Another problem is that the users could have been deleted after we got the list from the database but before we are trying to get it from cache/db, which means that we will have null-problems. Which we have to handle manually.
The good thing is that it's highly cacheable.
non chatty but not cacheable:
List<SomeX> list = new List<SomeX>();
foreach(...) {
list.Add(new SomeX() {
prop1 = dataRow["someId1"],
prop2 = dataRow["someValue"]
});
}
The problem that I see with the above is that its hard to cache, since potentially all users have unique lists. The other problem is that it will be a lot of joins which could result in a lot of reads against the database.
The good thing is that we know for sure that all information exists after the query is run (inner join etc)
non so chatty, but still cacheable
A third option could be to first loop through the data rows, and collect all necessary someId2 and then make one more database request to get all the SomeId2 values.
"The problem that I see with the above is that if we want a list of 500 items, it could potentially make 500 database requests. With all the network latency and that."
True. Could also create unnecessary contention and consume server resources maintaining locks as you iterate over a query.
"Another problem is that the users could have been deleted after we got the list from the database but before we are trying to get it from cache/db, which means that we will have null-problems."
If I take that quote, then this quote:
"The good thing is that it's highly cacheable."
Is not true, because you've cached stale data. So strike off the only advantage so far.
But to directly answer your question, the most efficient design, which seems to be what you are asking, is to use the database for what it is good for, enforcing ACID compliance and various constraints, most notably pk's and fk's, but also for returning aggregated answers to cut down on round trips and wasted cycles on the app side.
This means you either put SQL into your app code, which has been ruled to be Infinite Bad Taste by the Code Thought Police, or go to sprocs. Either one works. Putting the code into the App makes it more maintainable, but you'll never be invited to any more elegant OOP parties.
Some suggestions:
SQL is a set based language, so don't design things for iterating over loops. Even with stored procedures, still see cursors now and then when a set based query will solve the issue. So, always try and get the information with 1 query. Now sometimes this isn't possible but in the majority this will be. You can also design Views to make your querying easier if you have a schema with many tables to pull the information that is needed with one statement.

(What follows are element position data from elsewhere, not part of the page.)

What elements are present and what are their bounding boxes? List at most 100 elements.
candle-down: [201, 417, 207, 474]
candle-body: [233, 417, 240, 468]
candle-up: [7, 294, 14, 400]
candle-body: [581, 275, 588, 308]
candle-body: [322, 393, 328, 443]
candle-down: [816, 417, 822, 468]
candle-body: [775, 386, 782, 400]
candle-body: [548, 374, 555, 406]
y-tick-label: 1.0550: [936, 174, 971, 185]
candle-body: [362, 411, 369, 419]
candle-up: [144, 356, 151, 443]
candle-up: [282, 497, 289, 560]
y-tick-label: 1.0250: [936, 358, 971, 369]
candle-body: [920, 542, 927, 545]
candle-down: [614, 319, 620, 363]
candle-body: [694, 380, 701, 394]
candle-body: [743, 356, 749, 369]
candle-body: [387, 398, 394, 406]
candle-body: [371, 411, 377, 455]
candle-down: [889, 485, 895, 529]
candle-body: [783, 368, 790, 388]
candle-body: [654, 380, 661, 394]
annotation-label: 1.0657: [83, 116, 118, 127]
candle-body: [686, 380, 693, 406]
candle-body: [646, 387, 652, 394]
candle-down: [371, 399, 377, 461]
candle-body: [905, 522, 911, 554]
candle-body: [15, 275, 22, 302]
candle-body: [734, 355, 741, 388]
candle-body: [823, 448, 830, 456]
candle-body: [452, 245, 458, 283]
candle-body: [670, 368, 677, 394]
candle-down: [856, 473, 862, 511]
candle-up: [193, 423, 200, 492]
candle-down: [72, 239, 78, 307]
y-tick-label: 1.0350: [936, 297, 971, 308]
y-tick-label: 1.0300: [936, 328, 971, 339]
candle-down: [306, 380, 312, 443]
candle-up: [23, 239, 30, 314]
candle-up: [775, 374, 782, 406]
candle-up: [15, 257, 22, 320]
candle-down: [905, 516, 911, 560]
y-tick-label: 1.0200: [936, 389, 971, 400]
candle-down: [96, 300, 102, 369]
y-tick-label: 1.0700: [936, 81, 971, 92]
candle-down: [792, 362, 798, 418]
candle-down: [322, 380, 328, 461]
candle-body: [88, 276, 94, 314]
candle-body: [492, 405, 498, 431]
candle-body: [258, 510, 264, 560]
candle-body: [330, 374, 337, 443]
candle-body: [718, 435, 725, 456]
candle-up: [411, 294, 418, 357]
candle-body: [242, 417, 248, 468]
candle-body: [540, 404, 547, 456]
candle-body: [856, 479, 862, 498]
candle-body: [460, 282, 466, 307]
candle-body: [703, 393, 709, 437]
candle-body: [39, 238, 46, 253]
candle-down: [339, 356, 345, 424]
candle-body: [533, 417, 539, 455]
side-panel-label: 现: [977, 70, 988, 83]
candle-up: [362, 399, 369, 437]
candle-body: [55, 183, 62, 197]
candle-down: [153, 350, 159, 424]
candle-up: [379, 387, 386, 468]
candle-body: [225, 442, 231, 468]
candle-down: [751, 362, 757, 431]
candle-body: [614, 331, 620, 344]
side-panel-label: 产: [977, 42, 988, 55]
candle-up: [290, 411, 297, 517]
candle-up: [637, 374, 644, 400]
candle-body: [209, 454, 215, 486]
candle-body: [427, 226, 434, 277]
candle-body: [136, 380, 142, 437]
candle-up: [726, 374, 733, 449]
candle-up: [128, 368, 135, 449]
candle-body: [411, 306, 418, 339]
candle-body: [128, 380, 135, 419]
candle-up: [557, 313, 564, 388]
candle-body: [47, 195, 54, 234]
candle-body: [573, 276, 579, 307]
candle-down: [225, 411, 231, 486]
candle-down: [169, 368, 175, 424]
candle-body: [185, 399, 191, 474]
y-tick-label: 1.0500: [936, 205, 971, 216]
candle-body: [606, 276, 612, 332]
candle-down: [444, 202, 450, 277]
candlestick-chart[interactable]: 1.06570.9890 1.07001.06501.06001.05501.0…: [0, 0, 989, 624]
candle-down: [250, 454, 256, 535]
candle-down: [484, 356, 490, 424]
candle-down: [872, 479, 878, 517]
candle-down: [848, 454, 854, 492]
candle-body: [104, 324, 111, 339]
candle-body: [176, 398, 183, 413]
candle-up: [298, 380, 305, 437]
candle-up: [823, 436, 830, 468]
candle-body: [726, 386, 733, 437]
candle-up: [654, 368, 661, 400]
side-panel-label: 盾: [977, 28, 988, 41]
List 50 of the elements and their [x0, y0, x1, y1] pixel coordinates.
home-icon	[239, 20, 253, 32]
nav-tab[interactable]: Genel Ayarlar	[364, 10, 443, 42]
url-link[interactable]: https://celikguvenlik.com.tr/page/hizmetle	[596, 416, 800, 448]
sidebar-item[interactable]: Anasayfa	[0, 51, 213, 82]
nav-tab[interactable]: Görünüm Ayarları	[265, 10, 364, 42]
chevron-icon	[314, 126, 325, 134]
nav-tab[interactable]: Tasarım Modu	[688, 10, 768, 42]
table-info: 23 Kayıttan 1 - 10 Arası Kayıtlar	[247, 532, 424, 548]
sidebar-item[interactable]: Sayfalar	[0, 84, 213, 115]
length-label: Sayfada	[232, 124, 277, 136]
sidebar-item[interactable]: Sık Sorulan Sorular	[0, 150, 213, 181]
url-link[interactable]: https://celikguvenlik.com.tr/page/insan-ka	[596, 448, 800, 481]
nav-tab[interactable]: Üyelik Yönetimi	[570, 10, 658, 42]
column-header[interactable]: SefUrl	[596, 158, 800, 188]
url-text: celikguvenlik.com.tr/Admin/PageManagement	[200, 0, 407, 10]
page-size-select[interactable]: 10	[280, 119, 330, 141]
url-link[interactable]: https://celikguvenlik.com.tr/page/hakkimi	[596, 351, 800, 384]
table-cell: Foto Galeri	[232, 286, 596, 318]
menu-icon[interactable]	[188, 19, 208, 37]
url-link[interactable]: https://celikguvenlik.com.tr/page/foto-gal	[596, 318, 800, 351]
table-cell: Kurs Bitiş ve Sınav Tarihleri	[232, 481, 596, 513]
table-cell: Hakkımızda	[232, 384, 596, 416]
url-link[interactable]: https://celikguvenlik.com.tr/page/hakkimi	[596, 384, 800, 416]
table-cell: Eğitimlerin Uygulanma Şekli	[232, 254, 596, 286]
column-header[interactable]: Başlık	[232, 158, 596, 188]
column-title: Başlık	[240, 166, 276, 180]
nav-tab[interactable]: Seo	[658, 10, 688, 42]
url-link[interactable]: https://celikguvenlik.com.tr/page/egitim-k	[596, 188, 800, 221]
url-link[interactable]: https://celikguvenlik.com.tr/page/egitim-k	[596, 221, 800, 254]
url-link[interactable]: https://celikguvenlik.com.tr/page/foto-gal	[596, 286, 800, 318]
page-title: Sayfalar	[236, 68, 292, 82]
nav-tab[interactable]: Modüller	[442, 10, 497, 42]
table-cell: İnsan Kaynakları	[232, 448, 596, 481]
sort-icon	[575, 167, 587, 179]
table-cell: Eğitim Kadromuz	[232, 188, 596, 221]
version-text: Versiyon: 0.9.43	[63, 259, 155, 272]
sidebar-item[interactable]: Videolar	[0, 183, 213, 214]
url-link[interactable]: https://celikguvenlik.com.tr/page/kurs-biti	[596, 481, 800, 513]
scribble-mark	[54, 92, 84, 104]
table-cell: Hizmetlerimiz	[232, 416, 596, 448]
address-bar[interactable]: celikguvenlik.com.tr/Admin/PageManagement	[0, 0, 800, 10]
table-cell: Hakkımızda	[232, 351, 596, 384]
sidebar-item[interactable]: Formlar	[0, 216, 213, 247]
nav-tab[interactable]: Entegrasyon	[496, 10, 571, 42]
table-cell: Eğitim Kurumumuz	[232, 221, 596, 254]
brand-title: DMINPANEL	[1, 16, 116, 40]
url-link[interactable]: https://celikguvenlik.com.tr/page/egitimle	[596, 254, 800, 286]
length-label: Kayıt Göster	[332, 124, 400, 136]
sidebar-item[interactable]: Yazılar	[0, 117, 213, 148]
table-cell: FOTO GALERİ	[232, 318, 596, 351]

Use proxies. Let's say I have an object with 50 properties. At first you display a list of objects to the user. In this case, I would create a proxy of the most important properties and display that to the user, maybe 2 or three important ones like name, ID, etc. This cuts down on amount of information sent initially. When the user actually wants to edit or change the object, then make a second query to get the "full" object. Only get what you need. This is especially important over the web when serialization XML between the layers.
Come up with a paging strategy. Most systems work fine until they get a lot of data and then the query comes to a halt because it is reurning 1000s of data rows/records. Page early and often. If you are doing a web application, probably paging directly in the database will be the most performant because only the paged data is being sent between the layers.
Data caching depends on the data. For highly volatile data (changing all the time) caching isn't worth it. By for semi-volatile or non-volatile data, caching can be worth it, but you have to manage the cache either directly or indirectly if you are using a built in framework.
A good place to use a cache is say you have a zip codes table. Certianly, those don't change that often and you could cache those to boost performance if you had a zip code drop down in your application. This is just an example, but caching IMO depends on the type of data.